McGwire has become baseball's Icarus: He flew too high, and many have concluded the wax that fastened his wings was steroids. Four years following the end of his stellar career, the heat of the congressional committee has melted his image.
Could it keep Big Mac out of the Hall of Fame? His name goes on the ballot in 2007.
"I think it will deprive McGwire of a first-ballot election," said Jerome Holtzman, the retired Chicago baseball writer who is now the sport's official historian. "I think he'll get in, but I don't think it will be on the first ballot."
No change
Ross Newhan, like Holtzman a member of the Hall's writers' wing, didn't change his opinion based on the Capitol Hill appearance.
"I will vote for Mark McGwire, as I have planned to vote for him," said Newhan, recently retired from the Los Angeles Times. "He has denied steroid use, he has not been indicted for steroid use and there is no quantitative evidence as to the extent steroids enhance performance. The '90s, and the suspicions that accompanied that decade, is what it was."
McGwire's testimony was painful to watch. Either his lawyers miscalculated, or their client had no ability to sidestep questions as easily as other witnesses. Many times, his only answer was: "I'm retired." He sounded like Hyman Roth, the Meyer Lansky-type character in "The Godfather, Part II" who upon his arrest kept repeating: "I'm a retired investor living on a pension."
During his record 70-homer season in 1998, McGwire was baseball's Paul Bunyan. He is sixth on the career list with 583, and only Barry Bonds, with 73 in 2001, has surpassed his season total.
Records in question
Steroids were not banned by baseball until September 2002, a full year after McGwire's retirement, yet some would have his accomplishments stricken from the history book as if he didn't exist, wiped out in the manner of a purged communist leader.
"I think it would have been a lot better for him to say, 'I did it and I'm sorry,"' former baseball commissioner Fay Vincent said.
McGwire was never one to show a lot of emotion on the field, not a player who sought attention and craved to be thought of as a nice guy.

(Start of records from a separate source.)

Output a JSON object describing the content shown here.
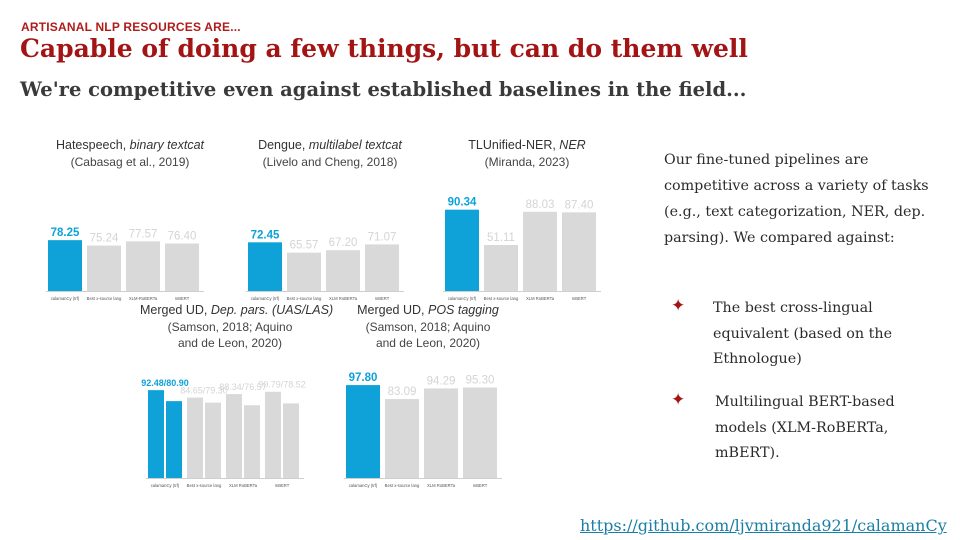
{
  "kicker": "ARTISANAL NLP RESOURCES ARE...",
  "title": "Capable of doing a few things, but can do them well",
  "subtitle": "We're competitive even against established baselines in the field...",
  "description": "Our fine-tuned pipelines are competitive across a variety of tasks (e.g., text categorization, NER, dep. parsing). We compared against:",
  "bullets": [
    "The best cross-lingual equivalent (based on the Ethnologue)",
    "Multilingual BERT-based models (XLM-RoBERTa, mBERT)."
  ],
  "bullet_icon": "star-bullet-icon",
  "link": "https://github.com/ljvmiranda921/calamanCy",
  "colors": {
    "accent": "#a31515",
    "highlight_bar": "#0ea2d8",
    "baseline_bar": "#d9d9d9",
    "link": "#1a7fa6"
  },
  "chart_data": [
    {
      "type": "bar",
      "title_plain": "Hatespeech, ",
      "title_italic": "binary textcat",
      "subtitle": "(Cabasag et al., 2019)",
      "categories": [
        "calamanCy (trf)",
        "Best x-source lang",
        "XLM-RoBERTa",
        "mBERT"
      ],
      "values": [
        78.25,
        75.24,
        77.57,
        76.4
      ],
      "labels": [
        "78.25",
        "75.24",
        "77.57",
        "76.40"
      ],
      "ylim": [
        50,
        100
      ],
      "grid": false
    },
    {
      "type": "bar",
      "title_plain": "Dengue, ",
      "title_italic": "multilabel textcat",
      "subtitle": "(Livelo and Cheng, 2018)",
      "categories": [
        "calamanCy (trf)",
        "Best x-source lang",
        "XLM RoBERTa",
        "mBERT"
      ],
      "values": [
        72.45,
        65.57,
        67.2,
        71.07
      ],
      "labels": [
        "72.45",
        "65.57",
        "67.20",
        "71.07"
      ],
      "ylim": [
        40,
        100
      ],
      "grid": false
    },
    {
      "type": "bar",
      "title_plain": "TLUnified-NER, ",
      "title_italic": "NER",
      "subtitle": "(Miranda, 2023)",
      "categories": [
        "calamanCy (trf)",
        "Best x-source lang",
        "XLM RoBERTa",
        "mBERT"
      ],
      "values": [
        90.34,
        51.11,
        88.03,
        87.4
      ],
      "labels": [
        "90.34",
        "51.11",
        "88.03",
        "87.40"
      ],
      "ylim": [
        0,
        100
      ],
      "grid": false
    },
    {
      "type": "bar",
      "grouped": true,
      "title_plain": "Merged UD, ",
      "title_italic": "Dep. pars. (UAS/LAS)",
      "subtitle": "(Samson, 2018; Aquino and de Leon, 2020)",
      "subtitle_lines": [
        "(Samson, 2018; Aquino",
        "and de Leon, 2020)"
      ],
      "categories": [
        "calamanCy (trf)",
        "Best x-source lang",
        "XLM RoBERTa",
        "mBERT"
      ],
      "series": [
        {
          "values": [
            92.48,
            84.65,
            88.34,
            90.79
          ]
        },
        {
          "values": [
            80.9,
            79.3,
            76.57,
            78.52
          ]
        }
      ],
      "labels": [
        "92.48/80.90",
        "84.65/79.30",
        "88.34/76.57",
        "90.79/78.52"
      ],
      "ylim": [
        0,
        100
      ],
      "grid": false
    },
    {
      "type": "bar",
      "title_plain": "Merged UD, ",
      "title_italic": "POS tagging",
      "subtitle": "(Samson, 2018; Aquino and de Leon, 2020)",
      "subtitle_lines": [
        "(Samson, 2018; Aquino",
        "and de Leon, 2020)"
      ],
      "categories": [
        "calamanCy (trf)",
        "Best x-source lang",
        "XLM RoBERTa",
        "mBERT"
      ],
      "values": [
        97.8,
        83.09,
        94.29,
        95.3
      ],
      "labels": [
        "97.80",
        "83.09",
        "94.29",
        "95.30"
      ],
      "ylim": [
        0,
        100
      ],
      "grid": false
    }
  ]
}
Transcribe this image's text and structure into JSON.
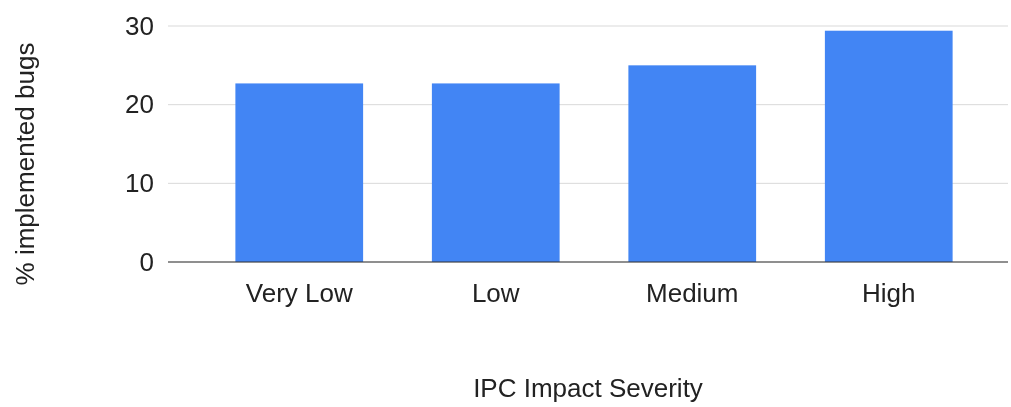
{
  "chart_data": {
    "type": "bar",
    "xlabel": "IPC Impact Severity",
    "ylabel": "% implemented bugs",
    "categories": [
      "Very Low",
      "Low",
      "Medium",
      "High"
    ],
    "values": [
      22.7,
      22.7,
      25.0,
      29.4
    ],
    "color": "#4285f4",
    "ylim": [
      0,
      30
    ],
    "yticks": [
      0,
      10,
      20,
      30
    ],
    "grid": "y"
  }
}
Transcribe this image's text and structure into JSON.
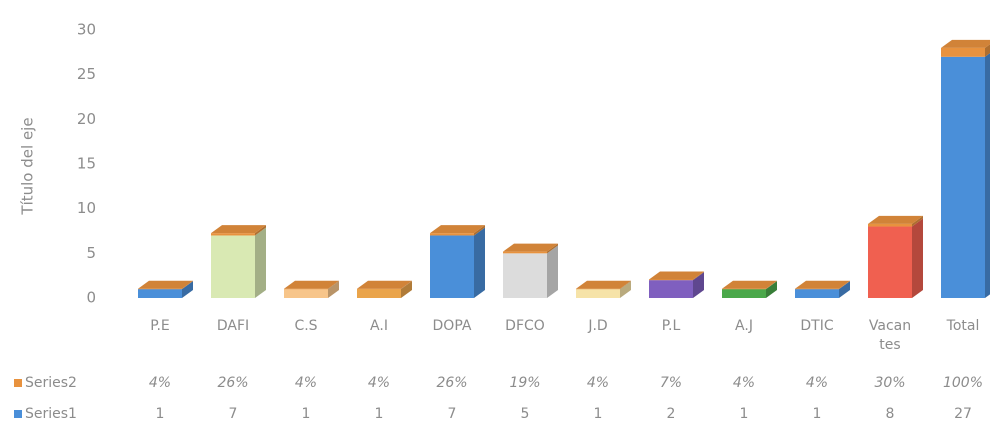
{
  "chart_data": {
    "type": "bar3d_stacked",
    "y_axis_label": "Título del eje",
    "categories": [
      "P.E",
      "DAFI",
      "C.S",
      "A.I",
      "DOPA",
      "DFCO",
      "J.D",
      "P.L",
      "A.J",
      "DTIC",
      "Vacantes",
      "Total"
    ],
    "series": [
      {
        "name": "Series1",
        "color": "#4a8fd9",
        "point_colors": [
          "#4a8fd9",
          "#d9e9b3",
          "#f7c58a",
          "#eaa44a",
          "#4a8fd9",
          "#dcdcdc",
          "#f6e3a8",
          "#7f5fbf",
          "#4aa84a",
          "#4a8fd9",
          "#f06050",
          "#4a8fd9"
        ],
        "values": [
          1,
          7,
          1,
          1,
          7,
          5,
          1,
          2,
          1,
          1,
          8,
          27
        ]
      },
      {
        "name": "Series2",
        "color": "#e8923e",
        "values": [
          0.04,
          0.26,
          0.04,
          0.04,
          0.26,
          0.19,
          0.04,
          0.07,
          0.04,
          0.04,
          0.3,
          1.0
        ],
        "value_labels": [
          "4%",
          "26%",
          "4%",
          "4%",
          "26%",
          "19%",
          "4%",
          "7%",
          "4%",
          "4%",
          "30%",
          "100%"
        ]
      }
    ],
    "ylim": [
      0,
      30
    ],
    "yticks": [
      0,
      5,
      10,
      15,
      20,
      25,
      30
    ],
    "grid": false
  }
}
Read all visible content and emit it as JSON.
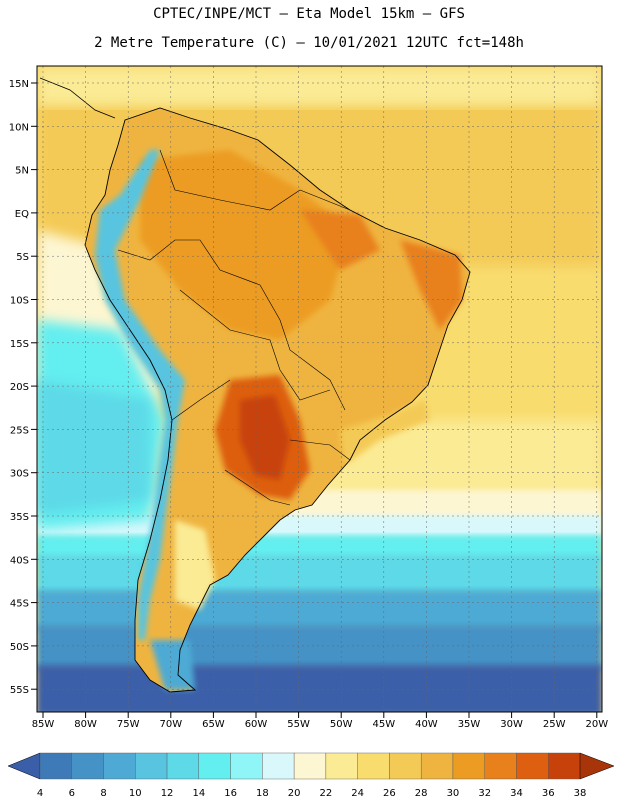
{
  "header": {
    "line1": "CPTEC/INPE/MCT –  Eta Model 15km – GFS",
    "line2": "2 Metre Temperature (C) – 10/01/2021 12UTC fct=148h"
  },
  "lat_labels": [
    "15N",
    "10N",
    "5N",
    "EQ",
    "5S",
    "10S",
    "15S",
    "20S",
    "25S",
    "30S",
    "35S",
    "40S",
    "45S",
    "50S",
    "55S"
  ],
  "lon_labels": [
    "85W",
    "80W",
    "75W",
    "70W",
    "65W",
    "60W",
    "55W",
    "50W",
    "45W",
    "40W",
    "35W",
    "30W",
    "25W",
    "20W"
  ],
  "colorbar": {
    "ticks": [
      "4",
      "6",
      "8",
      "10",
      "12",
      "14",
      "16",
      "18",
      "20",
      "22",
      "24",
      "26",
      "28",
      "30",
      "32",
      "34",
      "36",
      "38"
    ],
    "colors": [
      "#3a5fa8",
      "#3f7ab8",
      "#4592c6",
      "#4eaad4",
      "#58c4df",
      "#5dd9e7",
      "#63eef0",
      "#8ff5f7",
      "#d8f8fb",
      "#fdf6d2",
      "#fbeb94",
      "#f8dc6e",
      "#f4ca56",
      "#efb440",
      "#ec9c22",
      "#e8801c",
      "#dd5f0f",
      "#c7420a",
      "#a8350a"
    ]
  },
  "palette": {
    "ocean_warm": "#f8dc6e",
    "ocean_tropical": "#f4ca56",
    "land_hot": "#e0a035",
    "land_very_hot": "#c7560d",
    "andes_cold": "#58c4df"
  }
}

It's hard to know whether privately these days he is echoing a lament from Shakespeare's "Othello": "Reputation, reputation, reputation! O! I have lost my reputation."
But at some level, this has to hurt.
Questions from Congress, barbs from fans and potshots in the press must deflate his self-esteem to some degree.
He choked up at least three times during his opening statement. Very likely, only he knows the thoughts that swirled through his mind and brought that sentiment to his throat as tears welled in his eyes.
Where does he go from here?
"I think a lot depends on how he works to rehabilitate that reputation," Vincent said. "We're a very forgiving people."
Uncertain future
And where does baseball go? And the Congress?
It was a sorry spectacle, that 111/4-hour hearing, with lawmakers waxing poetic about baseball and pretending the labor laws of the United States can be wiped away at a whim. A dangerous precedent was established: Some stars were subpoenaed along with the home-run hitters merely because they expressed opinions. In this climate, it's become dangerous for players to speak their minds without fear they might be the next ones forced to hire high-powered, big-money lawyers to protect them at the next hearing.
Philadelphia pitcher Randy Wolf has dubbed this "chemical McCarthyism." What's next? If a light-hitting infielder pops 10 homers in April, will he be dragged before the tribunal and forced to produce a list of prescriptions and defend his newfound power?
Will any power hitter be allowed to have an off-year without whispers that he's no longer on the juice?
Congress caused a lot of headlines. Without any evidence, McGwire has been implicated and convicted in the minds of many.
"A ballplayers is entitled to the same rights as a U.S. citizen," Holtzman said. "Just because he's a ballplayer doesn't mean he gives up his constitutional rights."
But that's in the law, not on the talk shows and in the seats. For them, Holtzman said, the question remains: "What's he hiding?"